Contou-nos a história da matraca em sua vida, contou para que era usada, quem a usou, e sua importância em um contexto um pouco esquecido de muitos de nós. Falou-nos dos cantos das incelenças, rememorou muitas coisas, presenteou-nos com essas memórias e retirou-se mais uma vez para só retornar quando iniciássemos nossa missão.

As crianças iam e vinham dentro do salão. Sandra já mobilizava a comunidade para que vinhessem pela noite assistir. Para as crianças ela dizia:

“Só entram se trouxerem um adulto para acompanhar”.

E ali naquelas palavras iniciou-se também a missão das crianças de convencer um adulto para trazê-las para assistir.

“O Helicóptero da polícia vem por aqui direto”, falava-nos Sandra.

Aos poucos contava-nos de mães que perderam seus filhos e filhas e do constante crescimento da violência naquele espaço.

“Incelença” já havia começado desde o momento que pisamos naquele chão.

Anoitecia na Vila Contente.

Pessoas de outros bairros da cidade, ou “pessoas da rua” como costumam chamar as pessoas de outros bairros os moradores da Vila Contente, vinham em seus carros e caronas para assistirem ao espetáculo. Algumas perguntavam “temos que esperar a peça começar aqui fora mesmo?”.

A comunidade se aproximava do portão de entrada para o espetáculo.

“Incelença” aconteceu. Salão lotado.

Foram 50 minutos de espetáculo.

Foram 2 horas de conversa com o público.




Pai Alex compartilhou conosco sua história como encomendador de almas. Contou-nos a história da Vila Contente, que ainda é conhecida como “Cabaré Velho”, mas que seu primeiro nome sempre foi “Vila Contente”.




Falou-nos sobre a violência no bairro e principalmente sobre a violência na cidade. A exclusão e a marginalidade da “Vila Contente” dentro da cidade de Arapiraca.

Foto de Lili Lucca


Houve uma explosão de depoimentos e inquietações no público presente. As pessoas que assistiram a peça continuavam ali para falar sobre seus cotidianos.

Foto de Lili Lucca



Pai Alex dizia:

“Essa mãe daí da peça que lava a roupa mora aqui.

Essa mãe da feira também mora aqui.

Essa mãe que procura a filha mora aqui também”.

No meio desse turbilhão estava Zilma.

Zilma perdeu seu filho para a violência.

Zilma estava ali o tempo todo assistindo, escutando.

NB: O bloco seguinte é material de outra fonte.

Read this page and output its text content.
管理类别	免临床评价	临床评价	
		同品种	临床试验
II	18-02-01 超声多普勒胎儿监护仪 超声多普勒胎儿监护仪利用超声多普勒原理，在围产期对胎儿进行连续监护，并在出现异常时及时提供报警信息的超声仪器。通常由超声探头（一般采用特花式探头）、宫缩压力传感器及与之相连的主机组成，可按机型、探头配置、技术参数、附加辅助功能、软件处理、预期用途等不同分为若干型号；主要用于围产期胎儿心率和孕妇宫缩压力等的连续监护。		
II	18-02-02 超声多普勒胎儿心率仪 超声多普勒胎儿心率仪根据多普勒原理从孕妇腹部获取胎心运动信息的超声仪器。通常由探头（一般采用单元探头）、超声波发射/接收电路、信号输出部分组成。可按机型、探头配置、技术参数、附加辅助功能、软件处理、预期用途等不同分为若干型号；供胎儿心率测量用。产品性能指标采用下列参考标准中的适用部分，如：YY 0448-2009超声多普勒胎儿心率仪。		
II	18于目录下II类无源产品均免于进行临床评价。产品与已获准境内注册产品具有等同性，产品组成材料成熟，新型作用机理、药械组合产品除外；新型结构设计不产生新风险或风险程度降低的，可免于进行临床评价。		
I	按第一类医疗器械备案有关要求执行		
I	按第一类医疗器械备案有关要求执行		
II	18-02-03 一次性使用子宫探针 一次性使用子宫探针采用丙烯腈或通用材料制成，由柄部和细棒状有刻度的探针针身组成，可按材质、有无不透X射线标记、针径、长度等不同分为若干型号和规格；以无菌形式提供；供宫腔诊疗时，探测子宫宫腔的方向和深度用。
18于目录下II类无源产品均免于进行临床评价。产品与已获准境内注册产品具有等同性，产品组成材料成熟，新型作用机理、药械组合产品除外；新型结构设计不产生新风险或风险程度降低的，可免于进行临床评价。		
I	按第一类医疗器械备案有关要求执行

Zilma vibrava dentro de nós.

Uma hora quando alguém da plateia, que não mora na Vila Contente, compartilhou que a partir daquele momento olharia criticamente a situação da violência em sua cidade e que antes não havia prestado atenção ou dado importância as coisas que aconteciam com pessoas negras e periféricas.

Zilma olhou para a pessoa e perguntou duas vezes:

“Você nunca se colocou no lugar outra pessoa?

Você nunca se colocou no lugar de outra pessoa?”.

Pai Alex com a ajuda de um senhor cantou-nos duas incelenças.

Zilma permaneceu por ali escutando. Levantava. Fumava um cigarro e voltava a sentar conosco.

Foram cerca de três horas com a gente ali se olhando no olho, construindo um novo olhar sobre as coisas, desconstruindo olhares, permitindo-se estar errado, reconhecer nossos erros, nossos privilégios e tentando entender algo além do que mostrou ali na peça.

Estávamos na Vila Contente rodeados com mães como Zilma que carregam a dor de perder alguém que colocou no mundo.

Incelença para nós ganha novos caminhos a cada encontro como esse.

Incelença é para Zilma.

E Zilma pergunta a mim e a você:

“Você nunca se colocou no lugar de outra pessoa?

E o que a gente faz quando o encontro com o outro nos afeta e nos pede uma reação a tudo isso que está aí exposto na nossa cara, no nosso lado?